就在兩人路過蘇青面前時,那跟組演員臉色微變,推開化妝老師,兩步走到路邊,發出幹嘔的聲音,表情痛苦。
蘇青吓了一跳,反射性扶住她,“你沒事吧!”
她幫女演員順着背,不小心摸到她滾燙的手臂,于是仔細觀察她的反應,訝然道:“她有些發熱,不像是低血糖,應該是凍着了。”
山間風大,蘇青沒想太多,把身上的棉衣脫下來,蓋在她身上,回頭朝化妝老師說:“這種情況還是送醫院比較好。”
副導演忍不住過來查看情況,見她的症狀比想象中的嚴重,臉上露出猶豫,“這……是應該送醫院,但她的角色怎麽辦,她今天安排了戲份的,就扶着孕婦的那個。”
梁導大腹便便,走得慢些,但将場內的意外都看在了眼裏,指揮道:“道具組來兩個人,輪流把病人背下山,趕緊送醫院。”
至于角色,他看了眼蘇青,指着她說:“來不及找別人,她的角色你頂一下,趕緊換衣服化妝。”
蘇青啞然,反射性看向蕭現,拒絕道:“對不起,導演,我不會演戲。”
梁導語氣堅定:“嗐!看他做什麽呀?劇組我說了算,劇情差不多,你就按剛才幫忙時候的表情演,沒問題的,快去化妝吧,趕時間。”
蘇青還記得上次她做劉美欣替身的時候,蕭現似乎有些不高興,盡管導演催促,她還是看着蕭現沒有動。
“阿青,去吧,加油。”蕭現看出她的想法,心裏像是被貓尾巴掃了一下似的,覺得她實在是乖巧的可愛,鳳眼微彎。
其實就算是在梁導的電影裏扮演一個龍套,對于很多人來說都值得炫耀了,更何況這是一個可以露臉的有戲份的角色,不少在場的跟組演員露出羨慕的表情,要不有任務在身,她們也想試試。
“好。
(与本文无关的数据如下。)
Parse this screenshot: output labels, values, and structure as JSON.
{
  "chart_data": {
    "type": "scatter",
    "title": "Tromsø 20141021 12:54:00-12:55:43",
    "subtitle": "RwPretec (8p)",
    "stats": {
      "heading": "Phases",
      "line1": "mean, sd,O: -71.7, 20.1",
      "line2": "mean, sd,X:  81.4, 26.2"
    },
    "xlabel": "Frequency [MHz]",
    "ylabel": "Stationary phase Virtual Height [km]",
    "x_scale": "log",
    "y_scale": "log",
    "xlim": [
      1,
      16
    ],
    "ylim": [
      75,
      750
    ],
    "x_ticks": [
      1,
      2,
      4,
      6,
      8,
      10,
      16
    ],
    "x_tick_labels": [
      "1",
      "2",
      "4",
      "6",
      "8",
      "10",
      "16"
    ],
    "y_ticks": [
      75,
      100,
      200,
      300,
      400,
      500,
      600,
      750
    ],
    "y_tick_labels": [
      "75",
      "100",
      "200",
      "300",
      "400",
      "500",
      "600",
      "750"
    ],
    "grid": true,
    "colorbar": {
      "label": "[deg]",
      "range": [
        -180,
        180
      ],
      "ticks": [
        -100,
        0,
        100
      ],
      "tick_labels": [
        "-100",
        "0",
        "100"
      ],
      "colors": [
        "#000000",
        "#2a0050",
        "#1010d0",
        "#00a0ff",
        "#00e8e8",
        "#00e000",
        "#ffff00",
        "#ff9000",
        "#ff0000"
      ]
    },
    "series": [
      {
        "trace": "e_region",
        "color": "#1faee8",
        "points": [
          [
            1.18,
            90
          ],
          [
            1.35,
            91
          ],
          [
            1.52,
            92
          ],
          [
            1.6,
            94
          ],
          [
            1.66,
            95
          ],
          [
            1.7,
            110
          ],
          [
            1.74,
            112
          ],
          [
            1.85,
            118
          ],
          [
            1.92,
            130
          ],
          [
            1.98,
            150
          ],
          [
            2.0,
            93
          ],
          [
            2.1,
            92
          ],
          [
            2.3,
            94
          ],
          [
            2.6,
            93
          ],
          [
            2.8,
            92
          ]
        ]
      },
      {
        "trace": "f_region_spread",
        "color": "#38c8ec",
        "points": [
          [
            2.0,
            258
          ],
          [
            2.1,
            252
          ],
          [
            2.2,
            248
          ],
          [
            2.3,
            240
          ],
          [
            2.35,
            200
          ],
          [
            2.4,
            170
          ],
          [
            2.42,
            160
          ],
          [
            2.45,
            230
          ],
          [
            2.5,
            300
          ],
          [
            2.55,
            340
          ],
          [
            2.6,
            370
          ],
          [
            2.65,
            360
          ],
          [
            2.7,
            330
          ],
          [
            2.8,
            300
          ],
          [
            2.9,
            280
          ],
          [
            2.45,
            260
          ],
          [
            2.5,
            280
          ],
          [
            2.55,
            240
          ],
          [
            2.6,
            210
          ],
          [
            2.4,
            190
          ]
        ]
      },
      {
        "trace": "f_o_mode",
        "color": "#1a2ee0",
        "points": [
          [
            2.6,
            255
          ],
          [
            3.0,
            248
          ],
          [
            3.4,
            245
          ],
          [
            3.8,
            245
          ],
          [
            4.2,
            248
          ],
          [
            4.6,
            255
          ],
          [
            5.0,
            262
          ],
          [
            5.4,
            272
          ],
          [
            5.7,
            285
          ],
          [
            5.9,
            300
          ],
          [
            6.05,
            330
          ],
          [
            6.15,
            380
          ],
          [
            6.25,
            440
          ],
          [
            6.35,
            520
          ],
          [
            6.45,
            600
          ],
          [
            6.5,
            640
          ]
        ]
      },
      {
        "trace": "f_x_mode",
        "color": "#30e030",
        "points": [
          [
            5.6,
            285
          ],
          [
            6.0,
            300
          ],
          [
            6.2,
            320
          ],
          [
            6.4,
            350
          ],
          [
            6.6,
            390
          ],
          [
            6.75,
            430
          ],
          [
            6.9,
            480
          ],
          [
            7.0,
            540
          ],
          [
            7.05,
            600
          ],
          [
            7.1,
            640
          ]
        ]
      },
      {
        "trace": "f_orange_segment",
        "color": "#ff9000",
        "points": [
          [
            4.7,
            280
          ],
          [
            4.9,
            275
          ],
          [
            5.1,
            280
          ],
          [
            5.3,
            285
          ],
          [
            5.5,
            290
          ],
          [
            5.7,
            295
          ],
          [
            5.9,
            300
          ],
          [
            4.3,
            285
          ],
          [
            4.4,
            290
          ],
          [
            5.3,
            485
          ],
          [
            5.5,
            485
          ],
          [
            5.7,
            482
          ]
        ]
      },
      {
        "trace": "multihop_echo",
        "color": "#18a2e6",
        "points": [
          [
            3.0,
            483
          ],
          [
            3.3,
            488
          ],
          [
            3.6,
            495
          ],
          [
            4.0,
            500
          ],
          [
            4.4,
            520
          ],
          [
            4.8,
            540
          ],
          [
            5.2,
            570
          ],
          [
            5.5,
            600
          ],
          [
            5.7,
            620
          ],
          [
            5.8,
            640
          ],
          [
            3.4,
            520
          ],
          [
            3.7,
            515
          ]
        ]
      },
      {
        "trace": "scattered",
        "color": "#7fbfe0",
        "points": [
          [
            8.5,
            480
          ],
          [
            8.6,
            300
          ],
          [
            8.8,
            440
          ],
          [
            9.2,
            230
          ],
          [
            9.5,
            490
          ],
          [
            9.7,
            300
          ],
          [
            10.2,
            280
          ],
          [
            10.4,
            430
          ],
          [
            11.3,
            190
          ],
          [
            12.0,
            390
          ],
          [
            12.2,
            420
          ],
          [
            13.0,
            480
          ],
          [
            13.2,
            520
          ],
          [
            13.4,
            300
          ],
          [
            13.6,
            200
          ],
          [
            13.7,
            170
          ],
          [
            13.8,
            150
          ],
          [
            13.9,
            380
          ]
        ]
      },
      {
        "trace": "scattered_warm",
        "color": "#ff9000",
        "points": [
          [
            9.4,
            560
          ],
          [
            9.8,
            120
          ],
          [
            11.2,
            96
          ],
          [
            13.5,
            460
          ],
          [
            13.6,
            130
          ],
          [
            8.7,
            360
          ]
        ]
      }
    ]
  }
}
”蘇青這才應下了。
表演
已經陷入迷糊狀态的女演員被工作人員背着下了山。
沈景楓的助理接下了蘇青手裏的東西,化妝老師朝她招了招手,笑眯眯地帶她去換裝。
很快,她做好了準備,相比上次做替身只更換了衣服,這次蘇青徹底被改頭換面。
她穿上一件髒兮兮的姜黃色外套,領口有撕裂痕跡,頭發被做成雜亂的效果,小臉抹了層粉,顯得更白了,配上故意畫出的幹澀嘴唇,顯得楚楚可憐,随處一站,就能激起人的保護欲。
化妝老師滿意地點點頭,帶着她回去複命,副導演看了一眼,連誇梁導眼光好,這比起送走的那位效果還要好嘛。
第一遍拍攝時,蘇青有些緊張。
劇情裏,剛才黑鷹和花魁聽到的女子尖叫來自一名孕婦,也就是阿依姑娘的嫂子熱娜。
熱娜已經有五個月的身孕,被一名狂躁想要發洩的歹徒吓壞了,出現早産的先兆。
在談判之前,黑鷹已經和上峰商量好,暫時切斷這塊區域的通信,造成和外界失聯的錯覺。
兩人按照計劃現身與歹徒談判,拖延時間,表示華國同意釋放他們的頭目,但是他們必須停止傷害人質。